Passed down Passover recipes
Janet Sameh of Wilmette made a variation of her Aunt Ruth's Gefilte fish Passover recipe. | Buzz Orr~Sun-Times Media
2 ribs celery, chopped
2 ½ teaspoons white pepper (not black)
2 large sweet onions, sliced
2 teaspoons sugar
1 lemon, sliced
2 teaspoons of salt
3 big carrots or about 16 small carrots
2-3 medium-sized fish loaves
Fill stock pot 1/2 to 3/4 full of water and add all ingredients except fish loaves. Bring to boil. Simmer for about 30 minutes. Remove plastic from loaves, but leave paper on. Drop fish loaves in broth. Bring broth to boil again. Reduce to medium as soon as it reaches boiling. Leave at medium for a few minutes, then at low for one hour. Let it cool, and roll while still in paper. Unwrap fish roll on plate and let cool. Slice and serve with carrots from broth. Serve with horseradish.
— Janet Sameh
Updated: March 26, 2013 7:48AM
“My aunt always said the secret to her gefilte fish was the lemon in the broth,” Janet Sameh remembers.
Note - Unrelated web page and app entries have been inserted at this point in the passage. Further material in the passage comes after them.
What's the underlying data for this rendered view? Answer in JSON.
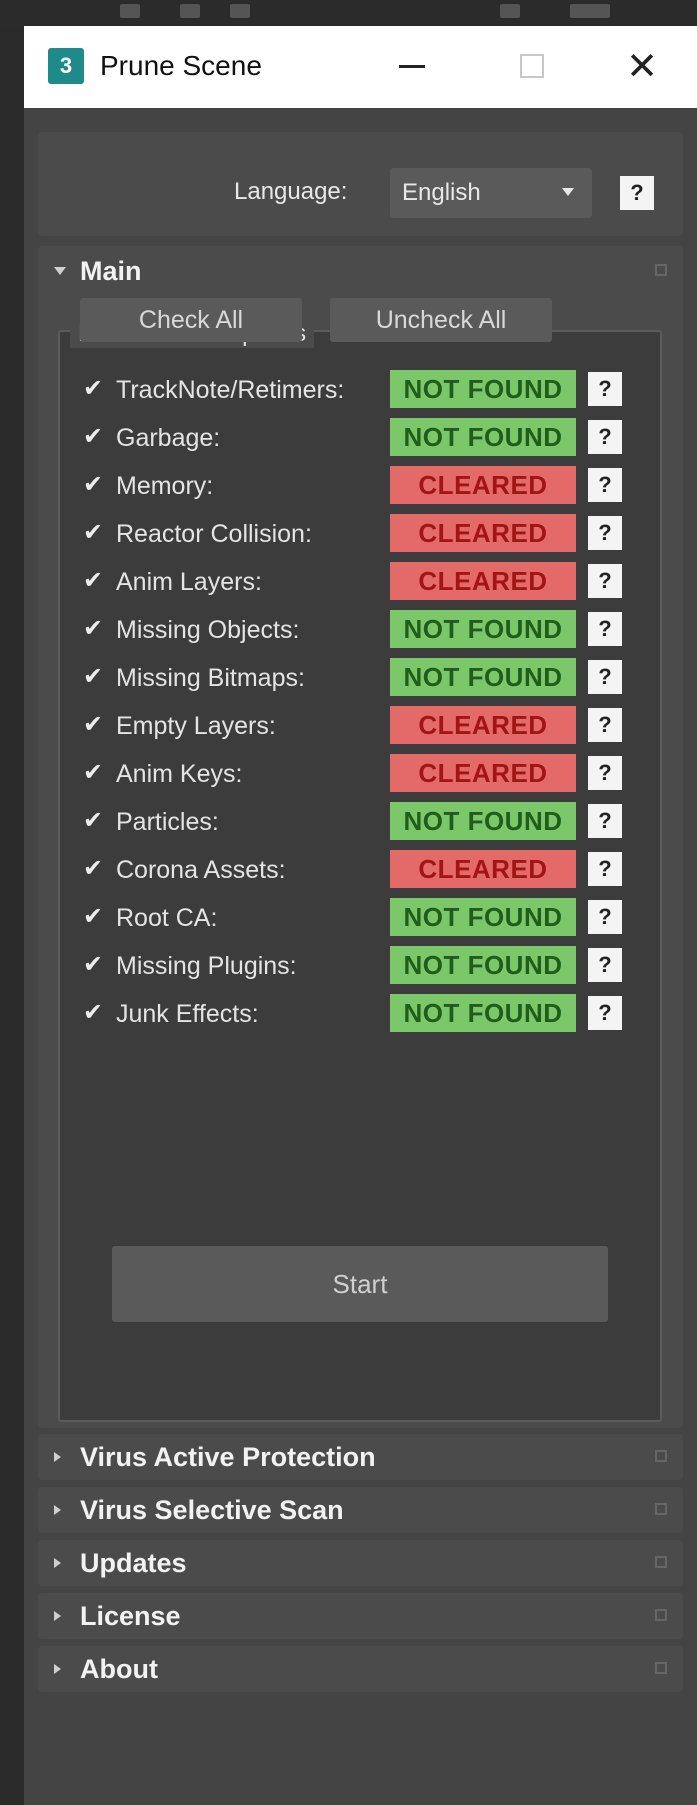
{
  "window": {
    "title": "Prune Scene",
    "app_icon_text": "3",
    "close_glyph": "✕"
  },
  "language": {
    "label": "Language:",
    "selected": "English",
    "help": "?"
  },
  "main": {
    "title": "Main",
    "group_title": "Prune Scene Options",
    "check_all": "Check All",
    "uncheck_all": "Uncheck All",
    "start": "Start",
    "options": [
      {
        "label": "TrackNote/Retimers:",
        "checked": true,
        "status": "NOT FOUND",
        "state": "nf",
        "help": "?"
      },
      {
        "label": "Garbage:",
        "checked": true,
        "status": "NOT FOUND",
        "state": "nf",
        "help": "?"
      },
      {
        "label": "Memory:",
        "checked": true,
        "status": "CLEARED",
        "state": "cl",
        "help": "?"
      },
      {
        "label": "Reactor Collision:",
        "checked": true,
        "status": "CLEARED",
        "state": "cl",
        "help": "?"
      },
      {
        "label": "Anim Layers:",
        "checked": true,
        "status": "CLEARED",
        "state": "cl",
        "help": "?"
      },
      {
        "label": "Missing Objects:",
        "checked": true,
        "status": "NOT FOUND",
        "state": "nf",
        "help": "?"
      },
      {
        "label": "Missing Bitmaps:",
        "checked": true,
        "status": "NOT FOUND",
        "state": "nf",
        "help": "?"
      },
      {
        "label": "Empty Layers:",
        "checked": true,
        "status": "CLEARED",
        "state": "cl",
        "help": "?"
      },
      {
        "label": "Anim Keys:",
        "checked": true,
        "status": "CLEARED",
        "state": "cl",
        "help": "?"
      },
      {
        "label": "Particles:",
        "checked": true,
        "status": "NOT FOUND",
        "state": "nf",
        "help": "?"
      },
      {
        "label": "Corona Assets:",
        "checked": true,
        "status": "CLEARED",
        "state": "cl",
        "help": "?"
      },
      {
        "label": "Root CA:",
        "checked": true,
        "status": "NOT FOUND",
        "state": "nf",
        "help": "?"
      },
      {
        "label": "Missing Plugins:",
        "checked": true,
        "status": "NOT FOUND",
        "state": "nf",
        "help": "?"
      },
      {
        "label": "Junk Effects:",
        "checked": true,
        "status": "NOT FOUND",
        "state": "nf",
        "help": "?"
      }
    ]
  },
  "rollouts": [
    {
      "title": "Virus Active Protection"
    },
    {
      "title": "Virus Selective Scan"
    },
    {
      "title": "Updates"
    },
    {
      "title": "License"
    },
    {
      "title": "About"
    }
  ],
  "colors": {
    "not_found_bg": "#7dc76b",
    "cleared_bg": "#e46a6a",
    "panel_bg": "#444444"
  },
  "icons": {
    "checkbox": "check-icon",
    "collapse": "triangle-icon",
    "help": "help-icon"
  }
}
“Maybe, or maybe it was just the comfort of tradition. Either way, my family looks forward to it every year.”
Passed down recipes are favorites at Passover.
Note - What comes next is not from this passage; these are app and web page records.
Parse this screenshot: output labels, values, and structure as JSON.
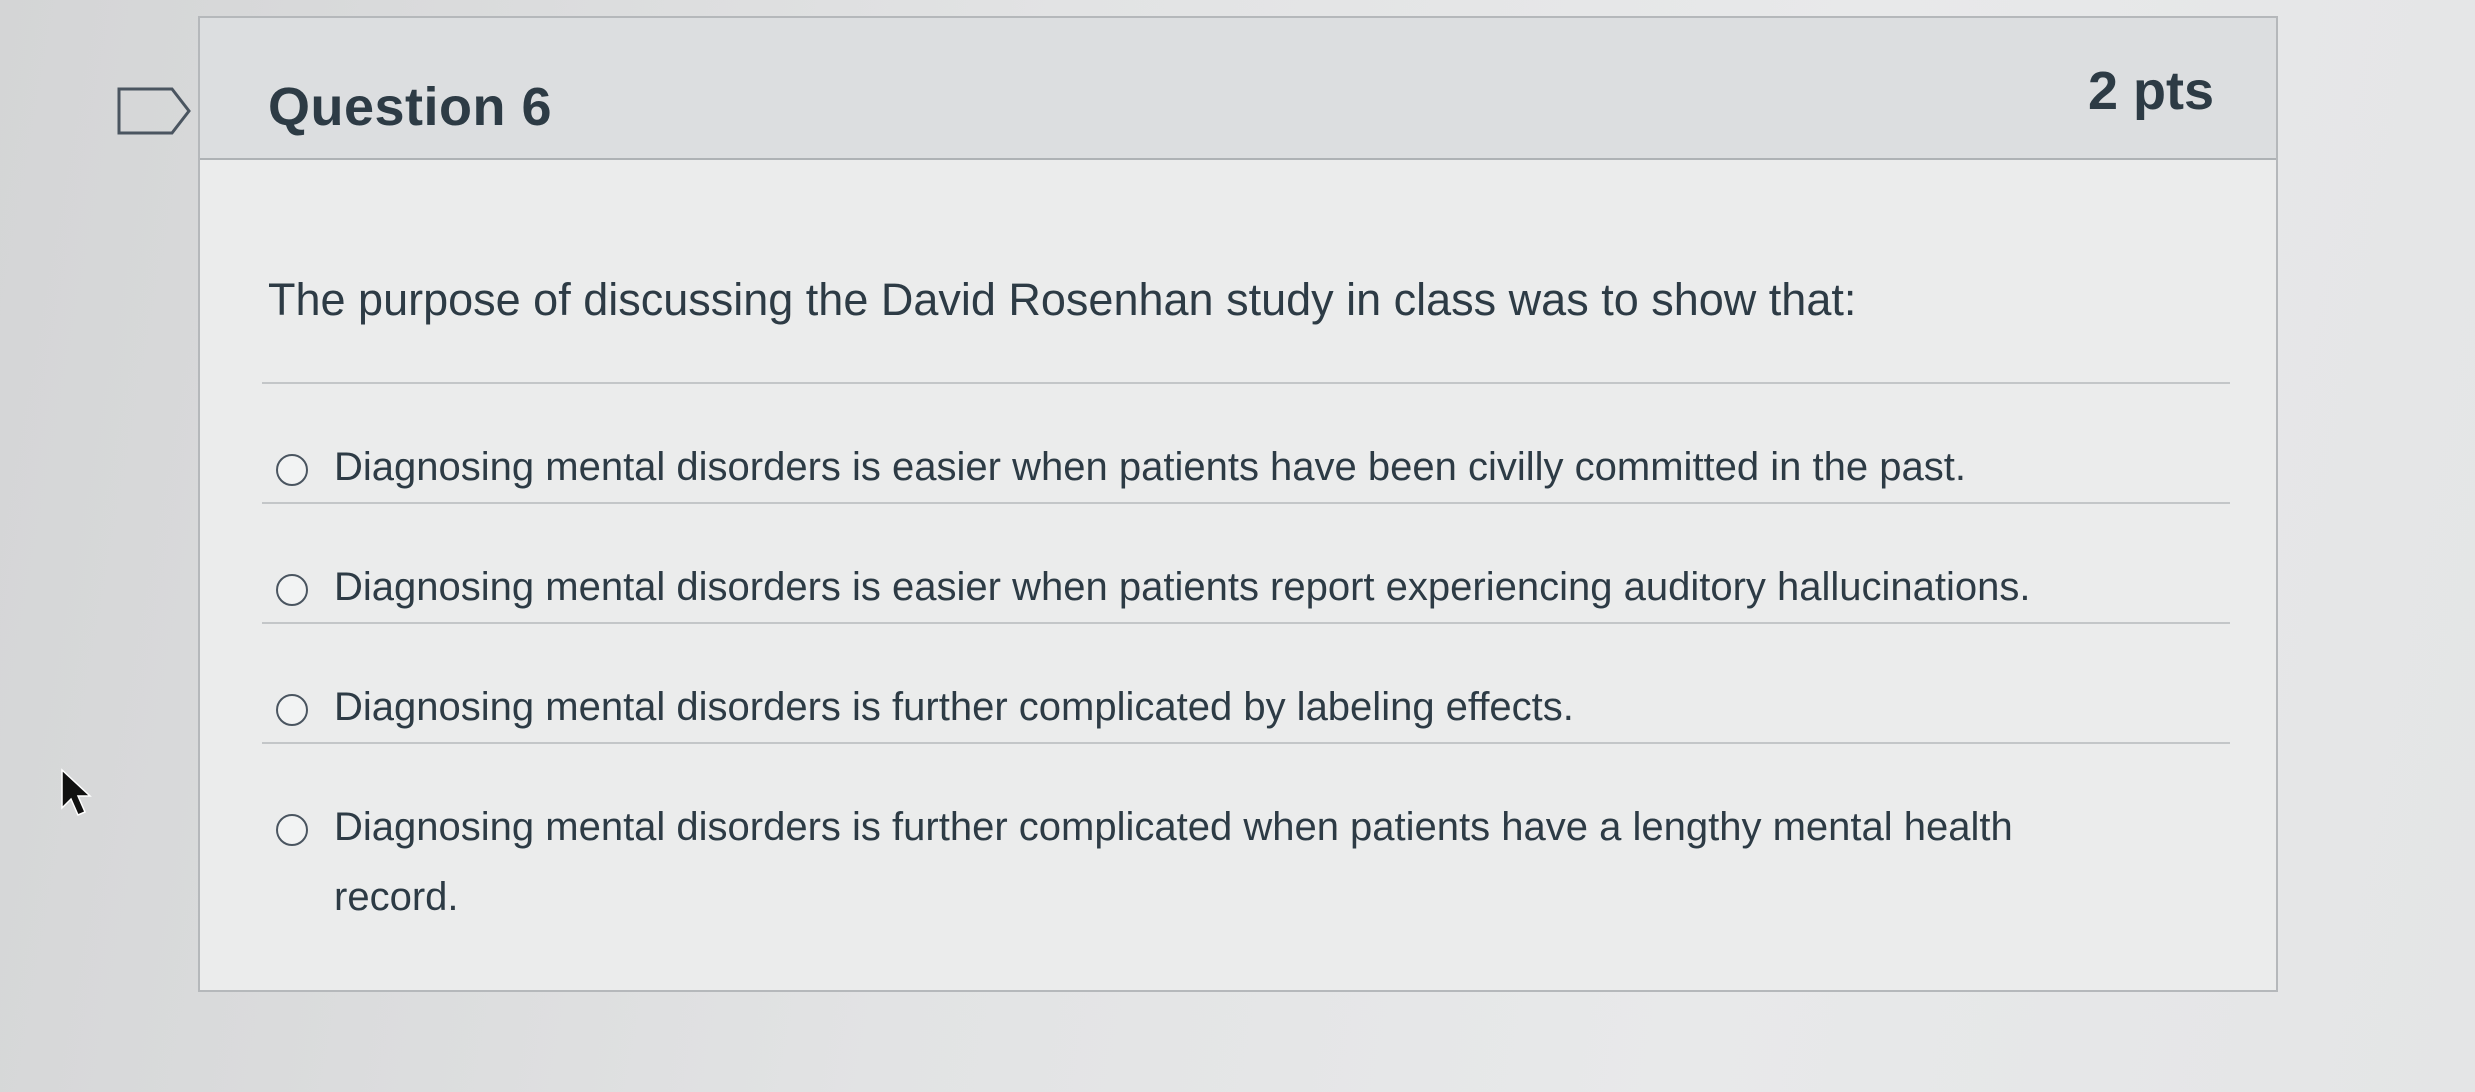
{
  "question": {
    "title": "Question 6",
    "points": "2 pts",
    "prompt": "The purpose of discussing the David Rosenhan study in class was to show that:"
  },
  "answers": [
    {
      "label": "Diagnosing mental disorders is easier when patients have been civilly committed in the past.",
      "selected": false
    },
    {
      "label": "Diagnosing mental disorders is easier when patients report experiencing auditory hallucinations.",
      "selected": false
    },
    {
      "label": "Diagnosing mental disorders is further complicated by labeling effects.",
      "selected": false
    },
    {
      "label": "Diagnosing mental disorders is further complicated when patients have a lengthy mental health record.",
      "selected": false
    }
  ],
  "icons": {
    "flag": "flag-outline-icon",
    "cursor": "mouse-pointer-icon"
  },
  "colors": {
    "text": "#2d3b45",
    "header_bg": "#dcdee0",
    "card_bg": "#ebecec",
    "border": "#b5b8bb"
  }
}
Sameh remembers how her aunt, Ruth Lifshitz, would grind three types of fish to make the fish cakes. Then she simmered the fish cakes in vegetable broth.
“By the time she was done, the house smelled of fish,” Sameh recalls.
Her aunt’s original recipe even included a note to ask the fishmonger for the heads and bones to put in the broth.
“Her recipe was really a hand-me-down,” Sameh says. “She was thrilled when I asked her for it.”
Now, in her own kitchen in Wilmette, Sameh keeps her aunt’s memory alive by making the gefilte fish. But not quite on the same scale. She buys prepared, frozen fish cakes.
“Unless you are a glutton for punishment or you want your kitchen smelling for three days, I would suggest getting fish loaves,” she says. “While gefilte fish purists make their own patties, I save time by using frozen loaves. If you make gefilte fish from scratch, it can be such a production. If you make it using the prepared loaves, it can be so much easier.”
Traditionally, the cakes include three different types of fish. For those who make the patties from scratch, most fish will work, as long as 50 percent of the cake is whitefish. Using the least expensive types of fish — like pike, walleye or trout — will keep the recipe closest to tradition. The recipe originated, after all, by the hands of those who knew much about making something out of nothing. The inexpensive fish is stretched by incorporating matzoh meal into the loaves.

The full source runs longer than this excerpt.